Koma, Jakarta – Pemerintah di bawah kepemimpinan Prabowo Subianto diminta tidak bersikap reaktif dalam merespons berbagai usulan kebijakan yang datang dari pihak luar, termasuk dari mantan Wakil Presiden RI, Jusuf Kalla.
Pengamat politik dari Citra Institute, Efriza, menilai perbedaan pandangan terkait kebijakan publik merupakan hal yang wajar dalam dinamika demokrasi. Menurutnya, pemerintah tidak perlu memberikan respons berlebihan terhadap setiap kritik atau usulan, termasuk yang berkaitan dengan isu strategis seperti kenaikan harga bahan bakar minyak (BBM).

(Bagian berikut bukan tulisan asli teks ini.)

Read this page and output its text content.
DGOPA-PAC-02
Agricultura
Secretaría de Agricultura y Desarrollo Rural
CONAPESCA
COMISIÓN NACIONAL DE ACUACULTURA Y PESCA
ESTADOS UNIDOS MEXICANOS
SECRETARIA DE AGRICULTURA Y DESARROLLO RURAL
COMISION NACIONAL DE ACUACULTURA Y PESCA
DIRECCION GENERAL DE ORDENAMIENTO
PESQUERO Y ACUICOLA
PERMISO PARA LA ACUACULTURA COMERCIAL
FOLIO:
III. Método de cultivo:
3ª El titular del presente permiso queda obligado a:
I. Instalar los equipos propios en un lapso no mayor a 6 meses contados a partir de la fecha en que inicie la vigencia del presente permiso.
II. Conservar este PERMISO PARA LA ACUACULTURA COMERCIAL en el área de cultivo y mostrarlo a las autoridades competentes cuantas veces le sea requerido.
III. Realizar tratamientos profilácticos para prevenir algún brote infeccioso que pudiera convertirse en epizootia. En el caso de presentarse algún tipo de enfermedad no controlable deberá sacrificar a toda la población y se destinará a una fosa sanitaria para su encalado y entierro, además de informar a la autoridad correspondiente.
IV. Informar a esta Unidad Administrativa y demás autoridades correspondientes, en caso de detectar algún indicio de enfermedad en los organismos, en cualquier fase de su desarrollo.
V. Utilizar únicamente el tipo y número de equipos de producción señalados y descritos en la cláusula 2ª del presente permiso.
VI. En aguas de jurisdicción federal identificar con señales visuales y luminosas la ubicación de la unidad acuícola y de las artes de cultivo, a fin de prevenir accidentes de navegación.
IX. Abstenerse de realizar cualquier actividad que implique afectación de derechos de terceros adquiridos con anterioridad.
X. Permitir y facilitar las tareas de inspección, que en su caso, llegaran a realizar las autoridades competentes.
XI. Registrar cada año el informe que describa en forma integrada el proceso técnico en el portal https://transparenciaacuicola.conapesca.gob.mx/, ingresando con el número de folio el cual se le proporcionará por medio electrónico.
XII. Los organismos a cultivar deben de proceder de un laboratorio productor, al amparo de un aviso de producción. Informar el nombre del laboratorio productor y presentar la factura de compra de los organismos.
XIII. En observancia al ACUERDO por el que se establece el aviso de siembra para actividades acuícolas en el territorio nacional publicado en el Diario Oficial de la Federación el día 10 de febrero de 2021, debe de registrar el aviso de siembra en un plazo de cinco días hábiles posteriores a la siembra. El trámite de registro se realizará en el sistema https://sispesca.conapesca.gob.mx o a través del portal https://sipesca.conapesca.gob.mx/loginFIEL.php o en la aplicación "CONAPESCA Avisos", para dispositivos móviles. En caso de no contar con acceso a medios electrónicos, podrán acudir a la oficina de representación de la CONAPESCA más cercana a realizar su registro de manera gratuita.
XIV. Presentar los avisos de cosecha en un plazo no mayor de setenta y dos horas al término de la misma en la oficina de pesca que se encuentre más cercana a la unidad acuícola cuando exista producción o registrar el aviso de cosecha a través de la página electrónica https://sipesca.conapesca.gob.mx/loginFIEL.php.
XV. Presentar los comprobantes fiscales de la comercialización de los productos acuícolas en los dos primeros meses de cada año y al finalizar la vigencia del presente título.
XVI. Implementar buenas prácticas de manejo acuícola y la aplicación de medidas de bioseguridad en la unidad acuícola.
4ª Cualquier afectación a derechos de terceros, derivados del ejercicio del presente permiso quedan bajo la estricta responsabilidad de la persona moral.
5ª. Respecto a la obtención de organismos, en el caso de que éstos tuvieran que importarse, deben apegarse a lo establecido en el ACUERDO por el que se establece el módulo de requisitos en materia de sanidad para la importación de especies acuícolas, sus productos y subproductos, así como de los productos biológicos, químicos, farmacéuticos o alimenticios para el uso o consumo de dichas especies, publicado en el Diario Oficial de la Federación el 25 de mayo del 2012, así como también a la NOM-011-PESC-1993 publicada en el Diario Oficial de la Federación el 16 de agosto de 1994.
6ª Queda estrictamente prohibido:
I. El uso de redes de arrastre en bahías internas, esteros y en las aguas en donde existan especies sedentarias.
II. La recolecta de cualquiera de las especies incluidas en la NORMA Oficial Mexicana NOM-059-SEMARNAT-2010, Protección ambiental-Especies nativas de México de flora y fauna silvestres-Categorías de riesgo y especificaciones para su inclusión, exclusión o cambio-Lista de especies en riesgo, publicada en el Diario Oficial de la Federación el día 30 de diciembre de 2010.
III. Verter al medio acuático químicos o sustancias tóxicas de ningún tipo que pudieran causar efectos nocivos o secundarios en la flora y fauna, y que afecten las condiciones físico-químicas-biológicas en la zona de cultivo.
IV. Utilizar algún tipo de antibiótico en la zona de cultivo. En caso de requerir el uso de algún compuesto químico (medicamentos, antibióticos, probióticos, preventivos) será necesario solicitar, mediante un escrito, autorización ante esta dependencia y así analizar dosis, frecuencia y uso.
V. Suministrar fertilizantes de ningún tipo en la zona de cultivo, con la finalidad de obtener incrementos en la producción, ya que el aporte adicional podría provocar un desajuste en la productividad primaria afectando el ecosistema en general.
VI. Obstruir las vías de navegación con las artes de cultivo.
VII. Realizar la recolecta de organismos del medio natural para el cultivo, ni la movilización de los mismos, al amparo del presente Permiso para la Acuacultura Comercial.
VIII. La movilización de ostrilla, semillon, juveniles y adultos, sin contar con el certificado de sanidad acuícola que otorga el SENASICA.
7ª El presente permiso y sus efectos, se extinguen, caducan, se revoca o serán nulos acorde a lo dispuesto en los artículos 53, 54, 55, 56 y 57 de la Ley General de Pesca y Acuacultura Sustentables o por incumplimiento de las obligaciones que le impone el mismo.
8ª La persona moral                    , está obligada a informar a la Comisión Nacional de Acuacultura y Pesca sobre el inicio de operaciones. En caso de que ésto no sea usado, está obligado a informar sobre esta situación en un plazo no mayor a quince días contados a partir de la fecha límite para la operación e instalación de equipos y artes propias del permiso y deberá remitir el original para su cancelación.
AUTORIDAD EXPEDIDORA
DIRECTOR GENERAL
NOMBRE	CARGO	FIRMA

“Jika hanya perbedaan sikap, misalnya antara pandangan Menteri Keuangan dengan JK terkait keuangan negara, maupun dalam isu energi dengan menteri-menteri terkait, pemerintah tidak perlu reaktif,” ujar Efriza, Minggu (12/4/2026).
Ia menekankan bahwa proses perumusan kebijakan seharusnya tetap berpegang pada arah dan prioritas pemerintah, tanpa terpengaruh oleh tekanan dari pihak luar. Terlebih, pernyataan yang disampaikan Jusuf Kalla dinilai masih berada pada tataran kritik, bukan intervensi langsung terhadap kebijakan pemerintah.
Efriza juga mengingatkan potensi munculnya simpang siur informasi di masyarakat jika setiap pernyataan langsung ditanggapi secara berlebihan. Oleh karena itu, yang lebih dibutuhkan adalah penegasan arah kebijakan secara konsisten dari pemerintah.
“Cukup dengan merespons berupa penegasan garis kebijakan oleh presiden, seperti menjamin BBM tidak akan naik hingga akhir 2026 dan memastikan tidak ada penambahan beban utang negara,” jelasnya.
Dengan demikian, pemerintah diharapkan tetap fokus menjalankan program yang telah dirancang, sembari menjaga stabilitas komunikasi publik di tengah beragamnya pandangan yang berkembang.